Jenis-jenis Perceraian Dalam Perspektif Hukum Islam

Perceraian dalam islam dibagi menjadi 2 jenis berdasarkan siapa yang menyatakan cerai, yakni

  1. cerai talak
  2. cerai gugat

Talak di sini menjadi hak suami sementara cerai gugat menjadi milik istri. Untuk gugatan perceraian diajukan oleh istri atau kuasanya ke Pengadilan Agama sesuai domisilinya, kecuali istri meninggalkan tempat kediaman tanpa izin. Demikian pula dengan cerai talak. Sehingga, terlepas itu cerai gugat atau cerai talak, permohonan diajukan ke pengadilan sesuai domisili istri.

Hukum Perceraian Dalam Islam

Kendati tidak dilarang, Allah membenci sebuah perceraian. Pernikahan adalah suatu hubungan yang sangat sakral dan bilamana ditemui suatu permasalahan, pasangan terkait diharapkan dapat menyelesaikan baik-baik. Tujuan pernikahan adalah untuk membentuk keluarga yang sejahtera dan kekal, yang mana harus dipupuk dari toleransi dan rasa melengkapi satu sama lain agar tercipta rumah tangga yang harmonis.

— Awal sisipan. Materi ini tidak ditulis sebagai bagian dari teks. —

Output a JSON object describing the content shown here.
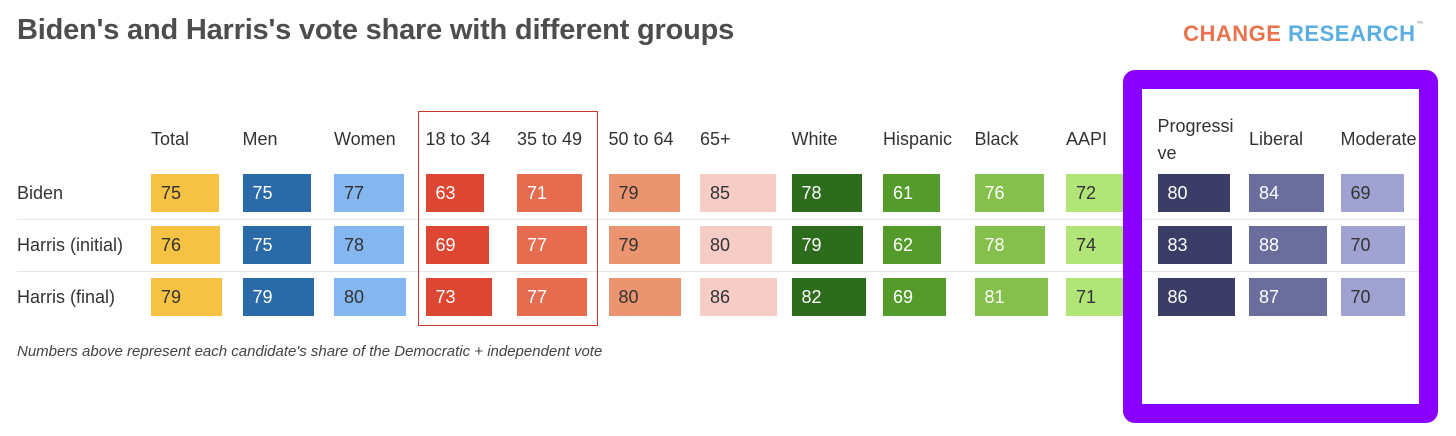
{
  "header": {
    "title": "Biden's and Harris's vote share with different groups",
    "logo_word1": "CHANGE",
    "logo_word2": "RESEARCH",
    "logo_tm": "™"
  },
  "chart_data": {
    "type": "table",
    "title": "Biden's and Harris's vote share with different groups",
    "columns": [
      {
        "label": "Total",
        "color": "#f6c244"
      },
      {
        "label": "Men",
        "color": "#2b6aa8"
      },
      {
        "label": "Women",
        "color": "#84b6f0"
      },
      {
        "label": "18 to 34",
        "color": "#dd4632"
      },
      {
        "label": "35 to 49",
        "color": "#e66c50"
      },
      {
        "label": "50 to 64",
        "color": "#ea9470"
      },
      {
        "label": "65+",
        "color": "#f6cdc6"
      },
      {
        "label": "White",
        "color": "#2d6b1d"
      },
      {
        "label": "Hispanic",
        "color": "#559b2c"
      },
      {
        "label": "Black",
        "color": "#85c04c"
      },
      {
        "label": "AAPI",
        "color": "#b2e577"
      },
      {
        "label": "Progressive",
        "color": "#3b3d67"
      },
      {
        "label": "Liberal",
        "color": "#6b6e9c"
      },
      {
        "label": "Moderate",
        "color": "#a0a3d2"
      }
    ],
    "rows": [
      {
        "label": "Biden",
        "values": [
          75,
          75,
          77,
          63,
          71,
          79,
          85,
          78,
          61,
          76,
          72,
          80,
          84,
          69
        ]
      },
      {
        "label": "Harris (initial)",
        "values": [
          76,
          75,
          78,
          69,
          77,
          79,
          80,
          79,
          62,
          78,
          74,
          83,
          88,
          70
        ]
      },
      {
        "label": "Harris (final)",
        "values": [
          79,
          79,
          80,
          73,
          77,
          80,
          86,
          82,
          69,
          81,
          71,
          86,
          87,
          70
        ]
      }
    ],
    "value_range": [
      60,
      90
    ],
    "note": "Numbers above represent each candidate's share of the Democratic + independent vote"
  }
}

Tidak sepatutnya pertengkaran yang bisa dibicarakan merusak hubungan sakral ini, apalagi jika masalahnya sangat sepele. Walau perceraian diakui sebagai jalan keluar dari kemelut rumah tangga, perceraian menjadi hal yang sangat dibenci oleh Allah.

Hal in selaras dengan Sabda Nabi oleh Abu Daud. Dari hadis tersebut, diketahui bahwa talak sangatlah dibenci oleh Allah, jika tidak dilakukan atas alasan yang tidak dibenarkan oleh agama. Akan tetapi tidak jarang para pasangan dengan mudah mendapati emosinya tersulut, sehingga mengancam keutuhan hubungan. Tidak jarang pula perceraian menjadi hasil dari pertengkaran ini. Dari sini dapat disimpulkan bahwa hukum Perceraian dalam islam sangat dibenci oleh Allah

Dampak Yang Ditimbulkan Oleh Perceraian

Perceraian sebagai perbuatan hukum pastinya akan menimbulkan suatu konsekuensi terhadap beberapa aspek, yang secara garis besar dapat digolongkan menjadi dua, yakni harta benda dan kedudukan anak. 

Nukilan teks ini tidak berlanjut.